Datadef.io aims to fix that by providing:
- Interactive canvas to map tables, relationships, and indicators. - Automatic lineage visualization to trace dependencies. - Metadata management: define table/column-level details, ownership, and KPIs. - AI-generated documentation that stays in sync with your models. - Export/share features so asset managers, analysts, and other teams don’t get lost in spreadsheets or PDFs.
It’s still early, and I’d love feedback from the HN community. In particular:
What’s missing for you in lineage/metadata/documentation tools?
How would you want to integrate a tool like this into your workflow (dbt, Databricks, Power BI, etc.)?
I’d really appreciate your thoughts, feature requests, and criticism.
Thanks!
My apologies if I missed this when looking at your product site, but how is the ongoing cost structured? Also, is this OSS with some sort of stated license model, or purely proprietary software?

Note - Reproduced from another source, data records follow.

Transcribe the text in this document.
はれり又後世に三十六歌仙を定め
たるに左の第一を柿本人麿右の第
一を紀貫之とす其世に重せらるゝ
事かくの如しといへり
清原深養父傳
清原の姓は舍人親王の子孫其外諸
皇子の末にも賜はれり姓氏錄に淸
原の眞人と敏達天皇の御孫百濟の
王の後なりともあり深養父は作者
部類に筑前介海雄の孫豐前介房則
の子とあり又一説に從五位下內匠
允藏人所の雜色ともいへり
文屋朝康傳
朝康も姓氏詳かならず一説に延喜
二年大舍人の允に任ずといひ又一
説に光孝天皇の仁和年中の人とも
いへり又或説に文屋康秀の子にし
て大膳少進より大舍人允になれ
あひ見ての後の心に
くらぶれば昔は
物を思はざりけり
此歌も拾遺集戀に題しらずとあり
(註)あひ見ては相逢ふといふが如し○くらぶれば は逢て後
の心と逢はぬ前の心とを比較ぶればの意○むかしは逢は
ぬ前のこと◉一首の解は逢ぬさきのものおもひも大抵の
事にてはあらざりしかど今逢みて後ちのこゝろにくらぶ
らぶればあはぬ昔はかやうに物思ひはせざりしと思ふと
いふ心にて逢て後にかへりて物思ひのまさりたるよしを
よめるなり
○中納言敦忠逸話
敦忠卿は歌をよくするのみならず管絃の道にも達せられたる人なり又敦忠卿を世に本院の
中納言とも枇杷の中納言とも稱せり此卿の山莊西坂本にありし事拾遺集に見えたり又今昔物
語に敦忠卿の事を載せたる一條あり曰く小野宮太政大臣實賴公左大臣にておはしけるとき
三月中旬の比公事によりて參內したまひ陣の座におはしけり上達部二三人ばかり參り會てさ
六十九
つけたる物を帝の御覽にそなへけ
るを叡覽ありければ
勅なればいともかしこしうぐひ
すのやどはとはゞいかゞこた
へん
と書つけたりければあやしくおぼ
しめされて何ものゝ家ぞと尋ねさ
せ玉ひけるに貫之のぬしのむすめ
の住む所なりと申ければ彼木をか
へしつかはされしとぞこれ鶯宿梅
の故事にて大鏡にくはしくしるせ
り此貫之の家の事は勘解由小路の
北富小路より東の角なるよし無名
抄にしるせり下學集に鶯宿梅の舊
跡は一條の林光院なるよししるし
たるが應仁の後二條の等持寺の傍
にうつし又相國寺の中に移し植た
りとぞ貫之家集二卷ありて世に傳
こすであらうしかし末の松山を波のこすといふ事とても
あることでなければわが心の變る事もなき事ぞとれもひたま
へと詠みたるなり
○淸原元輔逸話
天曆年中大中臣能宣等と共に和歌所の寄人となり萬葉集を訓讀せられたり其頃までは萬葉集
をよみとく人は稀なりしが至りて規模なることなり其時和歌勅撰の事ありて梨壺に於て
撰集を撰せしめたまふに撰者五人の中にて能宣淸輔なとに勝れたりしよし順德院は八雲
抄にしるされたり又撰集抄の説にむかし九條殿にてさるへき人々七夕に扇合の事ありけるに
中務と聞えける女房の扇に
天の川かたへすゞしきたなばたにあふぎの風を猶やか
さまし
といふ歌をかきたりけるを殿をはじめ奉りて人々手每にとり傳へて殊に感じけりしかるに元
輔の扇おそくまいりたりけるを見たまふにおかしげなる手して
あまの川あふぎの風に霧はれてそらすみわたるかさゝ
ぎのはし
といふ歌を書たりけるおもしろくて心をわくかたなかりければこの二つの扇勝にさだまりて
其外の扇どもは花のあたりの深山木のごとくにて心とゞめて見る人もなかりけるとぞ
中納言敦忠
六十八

It looks like a really great idea to package all these evolving best practice concepts into one product!
Appreciate that Right now it’s proprietary and free, there’s no ongoing cost. I don’t have a pricing model locked in yet. The rough idea is to eventually go freemium (keep the core stuff free, add a paid tier for heavier/advanced use). Still figuring out what makes sense, and I’ll be upfront if/when that changes.
The main motivation really was what you mentioned: so many “best practices” live in blog posts or scattered docs, but almost no one actually packages them into something usable. I’m just trying to pull those ideas together in a way that saves people from reinventing the wheel. Still early days, so I’m curious to see if it resonates beyond my own itch.

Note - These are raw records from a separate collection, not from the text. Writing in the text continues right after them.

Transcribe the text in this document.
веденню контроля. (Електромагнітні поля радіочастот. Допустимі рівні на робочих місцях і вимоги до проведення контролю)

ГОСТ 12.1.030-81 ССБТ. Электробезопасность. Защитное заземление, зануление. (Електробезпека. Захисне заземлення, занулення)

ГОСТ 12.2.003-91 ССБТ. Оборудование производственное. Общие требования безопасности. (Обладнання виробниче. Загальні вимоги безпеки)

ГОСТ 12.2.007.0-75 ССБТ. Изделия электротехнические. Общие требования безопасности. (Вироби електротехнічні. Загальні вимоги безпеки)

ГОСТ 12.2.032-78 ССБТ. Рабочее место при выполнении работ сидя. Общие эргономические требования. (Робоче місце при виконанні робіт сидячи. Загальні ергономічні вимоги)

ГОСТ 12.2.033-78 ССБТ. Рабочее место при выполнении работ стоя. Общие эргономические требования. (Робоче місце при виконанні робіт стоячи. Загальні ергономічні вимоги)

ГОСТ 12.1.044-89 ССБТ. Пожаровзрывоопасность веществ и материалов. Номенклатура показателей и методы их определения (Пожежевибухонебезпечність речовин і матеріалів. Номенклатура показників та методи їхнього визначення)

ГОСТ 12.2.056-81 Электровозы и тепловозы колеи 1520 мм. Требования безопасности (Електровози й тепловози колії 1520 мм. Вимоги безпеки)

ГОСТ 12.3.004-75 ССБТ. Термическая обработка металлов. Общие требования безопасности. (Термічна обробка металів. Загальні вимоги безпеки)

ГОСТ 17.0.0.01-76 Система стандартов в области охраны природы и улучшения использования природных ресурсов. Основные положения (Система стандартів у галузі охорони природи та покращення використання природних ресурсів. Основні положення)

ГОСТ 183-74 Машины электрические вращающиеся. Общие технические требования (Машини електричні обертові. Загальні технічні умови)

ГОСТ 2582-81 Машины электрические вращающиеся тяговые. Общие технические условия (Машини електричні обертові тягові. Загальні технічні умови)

When I try to sign in with GitHub I get the ‘this isn’t the page you’re looking for’ github 404 error.
Ah, thanks for flagging this. I’ve actually seen that 404 myself a couple of times, but it’s pretty rare and usually goes away on retry. Looks like something flaky in the GitHub OAuth flow. I need to dig in and investigate properly
No worries.
As someone who is actually in the process of procuring something like Informatica/Alation I was really keen to have a play with your tool. As described it sounds like a good starting point for some of our less capable teams.
I REALLY struggled to make lineage work though. Is there some kind of trick?
Also while logged in (used google in the end) I couldn’t go back to the front splash page - it kept just showing me my project page. I wanted to go back and look at the marketing!